The "project" we're working on is to replace a legacy system that does something we didn't know a lot about, written by a guy who left the company, with no written spec. This is the perfect problem to solve with Law 1, because the basic idea is that your test cases are the spec. And the beautiful thing is, now we do follow this Law, we can test the test cases by running them against the legacy system, before running them on the new system. Brilliant.
This approach has also been great for benchmarking the old system vs the new system, so we can say things to my boss like, "the new system is 30 times faster than the old one - see, here's the test results to prove it."
2. Optimise Last
Dr Knuth said, "premature optimization is the root of all evil" - and it's true. I got that quote from an excellent book about Java performance, which encourages continuous benchmarking (see Law 1). Another book I have about NIO makes the important point that these days software tends to be IO bound rather than CPU bound. (That means your program probably spends much much more time talking to a DB or to the OS about files or network, than it does calculating or manipulating memory.) That point alone implies that most of the time optimising algorithms gains nothing at all!
That doesn't mean that you shouldn't ever optimise algorithms of course, but you should only do it if these two conditions are satisfied:
- continuous benchmarking shows that something that used to be fast is suddenly very slow
- your profiler software finds a hotspot
Most of the time however, I have found that performance improvements tend to come from the architecture level. For example, if you discover your JVM spends a lot of time garbage collecting, then there's probably some leaky code or unnecessary data copying going on somewhere. Usually the fix for that would be a micro design change that avoids the need to copy that data.

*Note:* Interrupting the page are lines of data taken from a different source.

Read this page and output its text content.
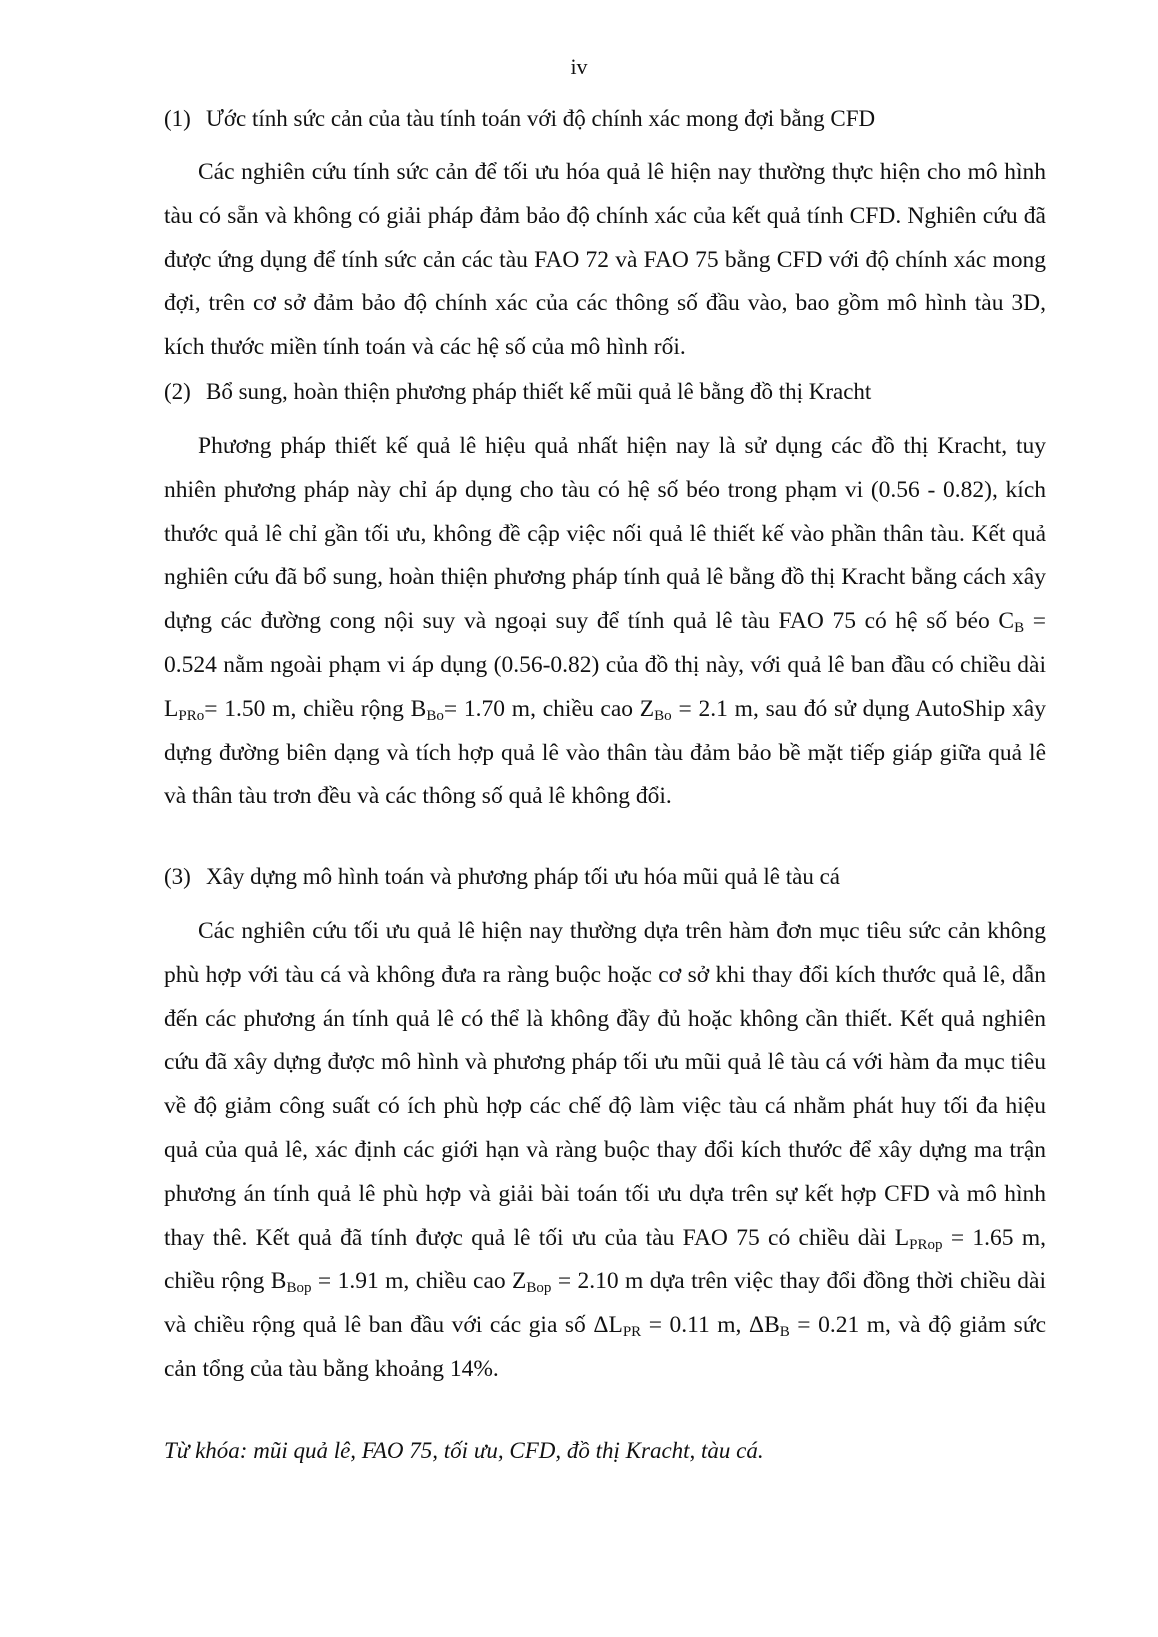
iv
(1) Ước tính sức cản của tàu tính toán với độ chính xác mong đợi bằng CFD
Các nghiên cứu tính sức cản để tối ưu hóa quả lê hiện nay thường thực hiện cho mô hình tàu có sẵn và không có giải pháp đảm bảo độ chính xác của kết quả tính CFD. Nghiên cứu đã được ứng dụng để tính sức cản các tàu FAO 72 và FAO 75 bằng CFD với độ chính xác mong đợi, trên cơ sở đảm bảo độ chính xác của các thông số đầu vào, bao gồm mô hình tàu 3D, kích thước miền tính toán và các hệ số của mô hình rối.
(2) Bổ sung, hoàn thiện phương pháp thiết kế mũi quả lê bằng đồ thị Kracht
Phương pháp thiết kế quả lê hiệu quả nhất hiện nay là sử dụng các đồ thị Kracht, tuy nhiên phương pháp này chỉ áp dụng cho tàu có hệ số béo trong phạm vi (0.56 - 0.82), kích thước quả lê chỉ gần tối ưu, không đề cập việc nối quả lê thiết kế vào phần thân tàu. Kết quả nghiên cứu đã bổ sung, hoàn thiện phương pháp tính quả lê bằng đồ thị Kracht bằng cách xây dựng các đường cong nội suy và ngoại suy để tính quả lê tàu FAO 75 có hệ số béo $C_B = 0.524$ nằm ngoài phạm vi áp dụng (0.56-0.82) của đồ thị này, với quả lê ban đầu có chiều dài $L_{PRo}= 1.50$ m, chiều rộng $B_{Bo}= 1.70$ m, chiều cao $Z_{Bo} = 2.1$ m, sau đó sử dụng AutoShip xây dựng đường biên dạng và tích hợp quả lê vào thân tàu đảm bảo bề mặt tiếp giáp giữa quả lê và thân tàu trơn đều và các thông số quả lê không đổi.
(3) Xây dựng mô hình toán và phương pháp tối ưu hóa mũi quả lê tàu cá
Các nghiên cứu tối ưu quả lê hiện nay thường dựa trên hàm đơn mục tiêu sức cản không phù hợp với tàu cá và không đưa ra ràng buộc hoặc cơ sở khi thay đổi kích thước quả lê, dẫn đến các phương án tính quả lê có thể là không đầy đủ hoặc không cần thiết. Kết quả nghiên cứu đã xây dựng được mô hình và phương pháp tối ưu mũi quả lê tàu cá với hàm đa mục tiêu về độ giảm công suất có ích phù hợp các chế độ làm việc tàu cá nhằm phát huy tối đa hiệu quả của quả lê, xác định các giới hạn và ràng buộc thay đổi kích thước để xây dựng ma trận phương án tính quả lê phù hợp và giải bài toán tối ưu dựa trên sự kết hợp CFD và mô hình thay thê. Kết quả đã tính được quả lê tối ưu của tàu FAO 75 có chiều dài $L_{PRop} = 1.65$ m, chiều rộng $B_{Bop} = 1.91$ m, chiều cao $Z_{Bop} = 2.10$ m dựa trên việc thay đổi đồng thời chiều dài và chiều rộng quả lê ban đầu với các gia số $\Delta L_{PR} = 0.11$ m, $\Delta B_B = 0.21$ m, và độ giảm sức cản tổng của tàu bằng khoảng 14%.
Từ khóa: mũi quả lê, FAO 75, tối ưu, CFD, đồ thị Kracht, tàu cá.
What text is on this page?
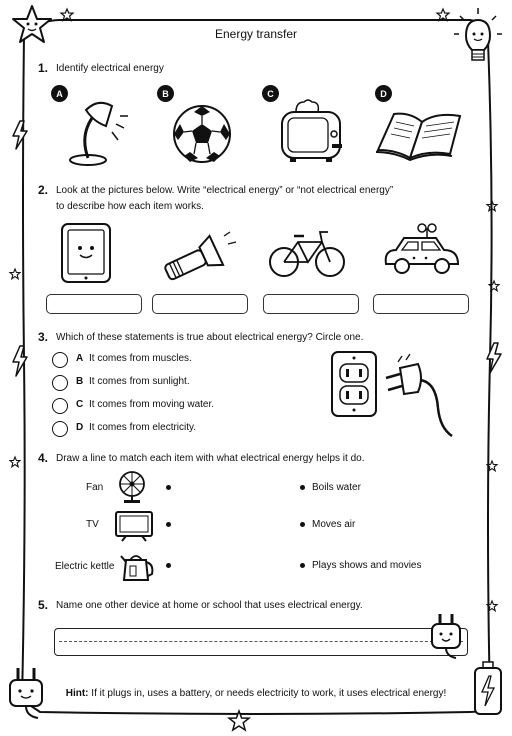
Energy transfer
1. Identify electrical energy
A	B	C	D
2. Look at the pictures below. Write “electrical energy” or “not electrical energy”
to describe how each item works.
3. Which of these statements is true about electrical energy? Circle one.
A It comes from muscles.
B It comes from sunlight.
C It comes from moving water.
D It comes from electricity.
4. Draw a line to match each item with what electrical energy helps it do.
Fan
TV
Electric kettle
Boils water
Moves air
Plays shows and movies
5. Name one other device at home or school that uses electrical energy.
Hint: If it plugs in, uses a battery, or needs electricity to work, it uses electrical energy!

3. Write Code for Right Now
The phrase "I think Law 3 applies" has become interchangeable with "we'll cross that bridge when we come to it" in our team. This is the anti-framework Law. Object-oriented programmers have a natural (and evil) tendency to write über-generic classes, in the name of code reuse. Code reuse is a good thing, but too often we write a generic, reusable class, and then use it only once. In extreme cases that reusable class evolves into a framework, which just makes maintenance harder because every time you change it you have to consider both how it will fix the problem at hand and how it affects the other imaginary users of the framework.

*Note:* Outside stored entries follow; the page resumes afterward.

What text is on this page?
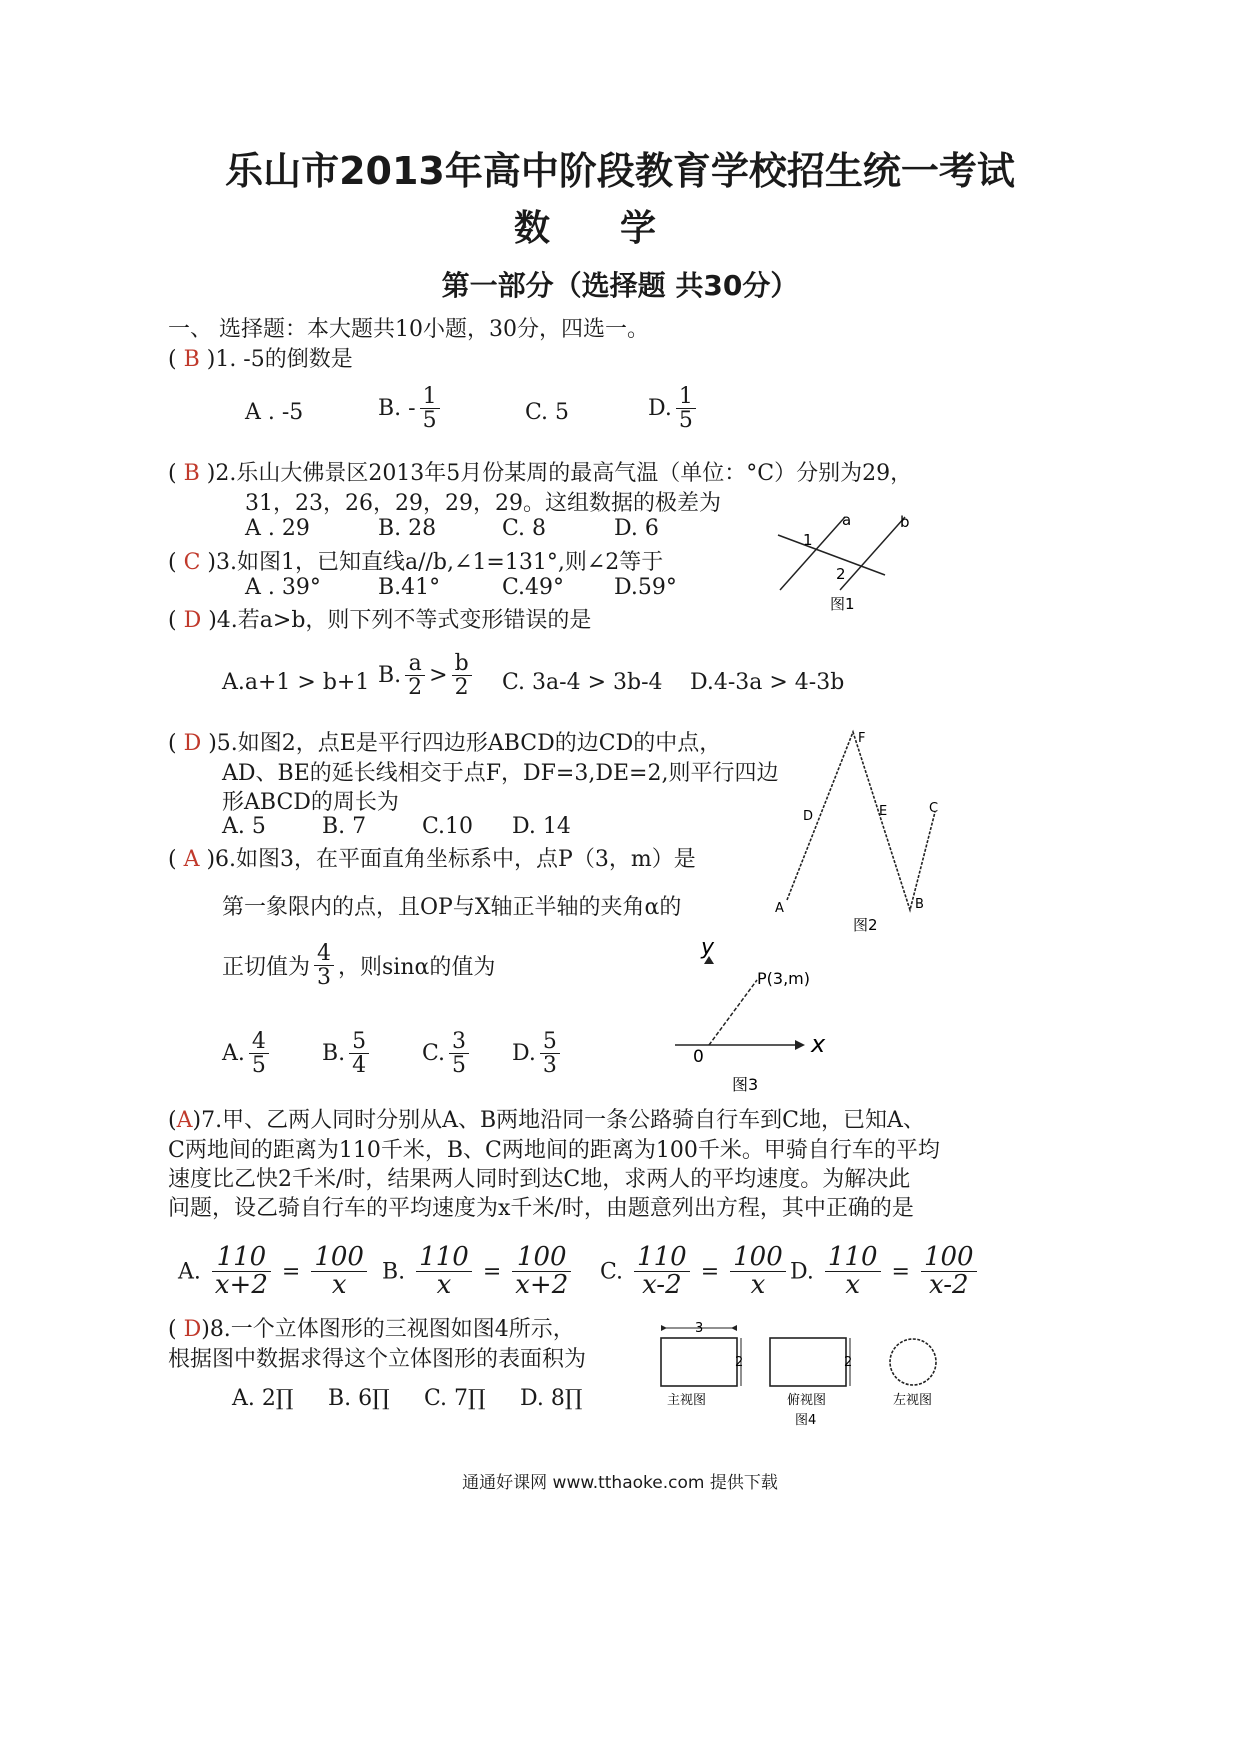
乐山市2013年高中阶段教育学校招生统一考试
数学
第一部分（选择题 共30分）
一、 选择题：本大题共10小题，30分，四选一。
( B )1. -5的倒数是
A . -5	B. - $\frac{1}{5}$	C. 5	D. $\frac{1}{5}$
( B )2.乐山大佛景区2013年5月份某周的最高气温（单位：°C）分别为29，
31，23，26，29，29，29。这组数据的极差为
A . 29	B. 28	C. 8	D. 6
( C )3.如图1，已知直线a//b,∠1=131°,则∠2等于
A . 39°	B.41°	C.49° D.59°
a	b
1
2
图1
( D )4.若a>b，则下列不等式变形错误的是
A.a+1 > b+1 B. $\frac{a}{2} > \frac{b}{2} C$. 3a-4 > 3b-4 D.4-3a > 4-3b
( D )5.如图2，点E是平行四边形ABCD的边CD的中点，
AD、BE的延长线相交于点F，DF=3,DE=2,则平行四边
形ABCD的周长为
A. 5	B. 7	C.10 D. 14
A	B
C
D	E
F
图2
( A )6.如图3，在平面直角坐标系中，点P（3，m）是
第一象限内的点，且OP与X轴正半轴的夹角α的
正切值为 $\frac{4}{3}$ ，则sinα的值为
A. $\frac{4}{5} B$. $\frac{5}{4} C$. $\frac{3}{5} D$. $\frac{5}{3}$
y
x
0
P(3,m)
图3
(A)7.甲、乙两人同时分别从A、B两地沿同一条公路骑自行车到C地，已知A、
C两地间的距离为110千米，B、C两地间的距离为100千米。甲骑自行车的平均
速度比乙快2千米/时，结果两人同时到达C地，求两人的平均速度。为解决此
问题，设乙骑自行车的平均速度为x千米/时，由题意列出方程，其中正确的是
A. $\frac{110}{x+2} = \frac{100}{x} B$. $\frac{110}{x} = \frac{100}{x+2} C$. $\frac{110}{x-2} = \frac{100}{x} D$. $\frac{110}{x} = \frac{100}{x-2}$
( D)8.一个立体图形的三视图如图4所示，
根据图中数据求得这个立体图形的表面积为
A. 2∏ B. 6∏ C. 7∏ D. 8∏
3
2
主视图
2
俯视图
图4
左视图
通通好课网 www.tthaoke.com 提供下载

The other natural (and evil) tendency that this Law avoids is adding unrequested features, and fulfilling fictional requirements. Yes, the users might ask for Feature X next quarter, but they haven't yet, so let's just write the simplest possible thing that will meet the requirements we know about Right Now.

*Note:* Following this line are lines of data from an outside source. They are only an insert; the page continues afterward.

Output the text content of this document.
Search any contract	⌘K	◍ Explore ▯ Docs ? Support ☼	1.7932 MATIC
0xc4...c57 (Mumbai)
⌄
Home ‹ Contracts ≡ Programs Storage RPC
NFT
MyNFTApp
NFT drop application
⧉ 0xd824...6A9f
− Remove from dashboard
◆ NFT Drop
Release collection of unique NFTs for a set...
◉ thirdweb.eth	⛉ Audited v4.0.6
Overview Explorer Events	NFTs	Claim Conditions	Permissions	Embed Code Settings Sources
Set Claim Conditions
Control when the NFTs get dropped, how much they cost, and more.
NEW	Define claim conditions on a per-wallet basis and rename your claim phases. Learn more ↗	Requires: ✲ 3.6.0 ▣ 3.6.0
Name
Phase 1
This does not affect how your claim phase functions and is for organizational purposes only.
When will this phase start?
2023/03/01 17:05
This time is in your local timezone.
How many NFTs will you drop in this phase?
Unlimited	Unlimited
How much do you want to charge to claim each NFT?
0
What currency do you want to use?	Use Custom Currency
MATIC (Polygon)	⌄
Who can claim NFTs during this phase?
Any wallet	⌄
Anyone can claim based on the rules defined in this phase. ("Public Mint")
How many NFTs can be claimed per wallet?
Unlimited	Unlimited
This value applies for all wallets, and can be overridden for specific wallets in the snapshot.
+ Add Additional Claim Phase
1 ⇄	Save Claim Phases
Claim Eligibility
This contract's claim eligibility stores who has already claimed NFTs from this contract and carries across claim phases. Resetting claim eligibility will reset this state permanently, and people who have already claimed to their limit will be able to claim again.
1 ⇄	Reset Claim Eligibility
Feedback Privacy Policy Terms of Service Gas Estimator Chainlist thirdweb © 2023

This can be a tough Law to obey because let's face it, you only think of disobeying it when doing so would be fun. If I'm finding myself extra tempted my usual trick is to jot down the technical idea I have on a post it note, and tell myself that if I finish the real requirements quickly I might have time to do it later. Of course I never have time later - but that's the point: there's no time to waste writing code that isn't needed.
Summary
3 is a convenient number of Laws because you can memorise all of them easily, but in truth we've never felt a need to add a 4th Law. These seem to be the key to everything. When we obey them, good things happen. When we disobey them, bad things happen. Simple as that. I hope they will be useful for other people too.